Using a stochastic model of this bistable switch (see Supplementary information), we simulated mitotic exit of mammalian cells. Simulations were started from a metaphase stage, that is, high Cdk1 activity, Cdc25 active, Wee1 and the Cdk-counteracting phosphatase inactive stage. We estimated that the addition of Cdk inhibitor at time point 0 causes an abrupt 10-fold drop in Cdk1–CycB activity. This leads to the dephosphorylation of Wee1 and Cdc25 by the Cdk-counteracting phosphatase. The resulting activation of Wee1 and inactivation of Cdc25 causes rapid phosphorylation and, therefore, inhibition of Cdk1. When flavopiridol was removed at 30 min, all these changes were observed to be still reversible and cells returned to the M-phase steady state (Figure 1C).
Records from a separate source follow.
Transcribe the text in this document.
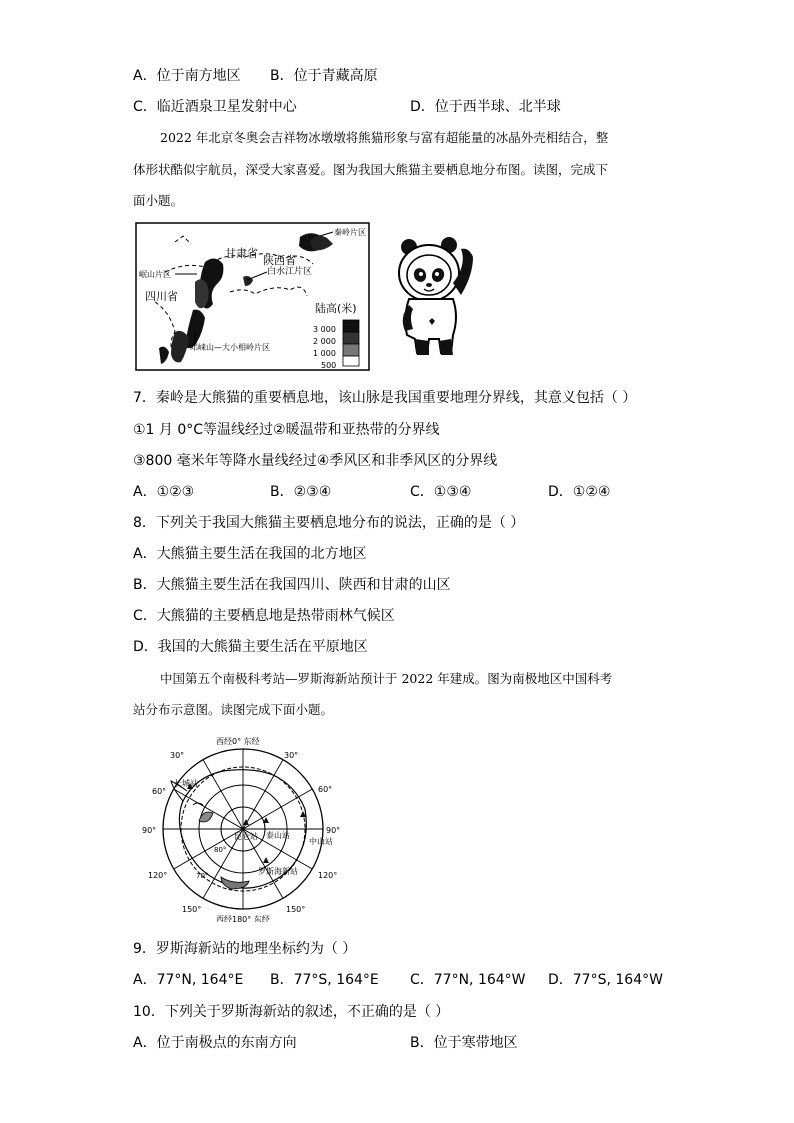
A．位于南方地区 B．位于青藏高原
C．临近酒泉卫星发射中心	D．位于西半球、北半球
2022 年北京冬奥会吉祥物冰墩墩将熊猫形象与富有超能量的冰晶外壳相结合，整
体形状酷似宇航员，深受大家喜爱。图为我国大熊猫主要栖息地分布图。读图，完成下
面小题。
秦岭片区
甘肃省
陕西省
岷山片区	白水江片区
四川省
邛崃山—大小相岭片区
陆高(米)
3 000
2 000
1 000
500
7．秦岭是大熊猫的重要栖息地，该山脉是我国重要地理分界线，其意义包括（ ）
①1 月 0°C等温线经过②暖温带和亚热带的分界线
③800 毫米年等降水量线经过④季风区和非季风区的分界线
A．①②③	B．②③④	C．①③④	D．①②④
8．下列关于我国大熊猫主要栖息地分布的说法，正确的是（ ）
A．大熊猫主要生活在我国的北方地区
B．大熊猫主要生活在我国四川、陕西和甘肃的山区
C．大熊猫的主要栖息地是热带雨林气候区
D．我国的大熊猫主要生活在平原地区
中国第五个南极科考站—罗斯海新站预计于 2022 年建成。图为南极地区中国科考
站分布示意图。读图完成下面小题。
西经0° 东经
西经180° 东经
30°	30°
60°	60°
90°	90°
120°	120°
150°	150°
长城站
中山站
昆仑站 泰山站
罗斯海新站
80°
70°
9．罗斯海新站的地理坐标约为（ ）
A．77°N, 164°E B．77°S, 164°E C．77°N, 164°W D．77°S, 164°W
10．下列关于罗斯海新站的叙述，不正确的是（ ）
A．位于南极点的东南方向	B．位于寒带地区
Low levels of active Cdk1–CycB are able to re-phosphorylate Wee1 and Cdc25, and thereby reverse mitotic exit. When the inhibitor is removed at 60 min, the inhibitory phosphorylation of Cdk1 was observed to have progressed far enough to maintain Cdk1–CycB inactive even in the absence of Cdk inhibitor. Cells had reached the G1 steady state (Figure 1D). Our simulations predict that the percentage of cells that complete irreversible mitotic exit gradually increases between 30 and 70 min of Cdk inhibition (data not shown), consistent with the experiments (Potapova et al, 2009). During this transition period, the choice between the M or G1 phase is stochastic in nature as cells recover from Cdk inhibition in the neighborhood of the unstable steady state depicted in Figure 1B.
Recent experimental data (Potapova et al, 2006, 2009), together with our analysis, show that systems-level double-negative and positive feedbacks render mammalian mitotic exit irreversible, even in the absence of cyclin degradation. The mammalian feedback mechanism largely depends on Cdk phosphorylation rather than a stoichiometric Cdk inhibitor as observed in budding yeast (Lopez-Aviles et al, 2009). We note that in both mammalian and yeast cells, the activation of Cdh1/APC and inactivation of CycB transcription at low Cdk1 activity form additional feedback loops, contributing to the irreversibility of mitotic exit. Although the molecular details may differ, the underlying principles seem to be conserved from yeast to human: regulatory motifs confer bistability to Cdk1–CycB inactivation during mitotic exit. In mammalian cells, the phosphatase that counteracts Cdk1–CycB is yet to be identified, but is likely to impact mitotic exit regulation (Skoufias et al, 2007), and elucidation of the underlying systems-level mechanisms will be a challenge for future research.
Stochastic model for mammalian mitotic exit
The authors declare that they have no conflict of interest.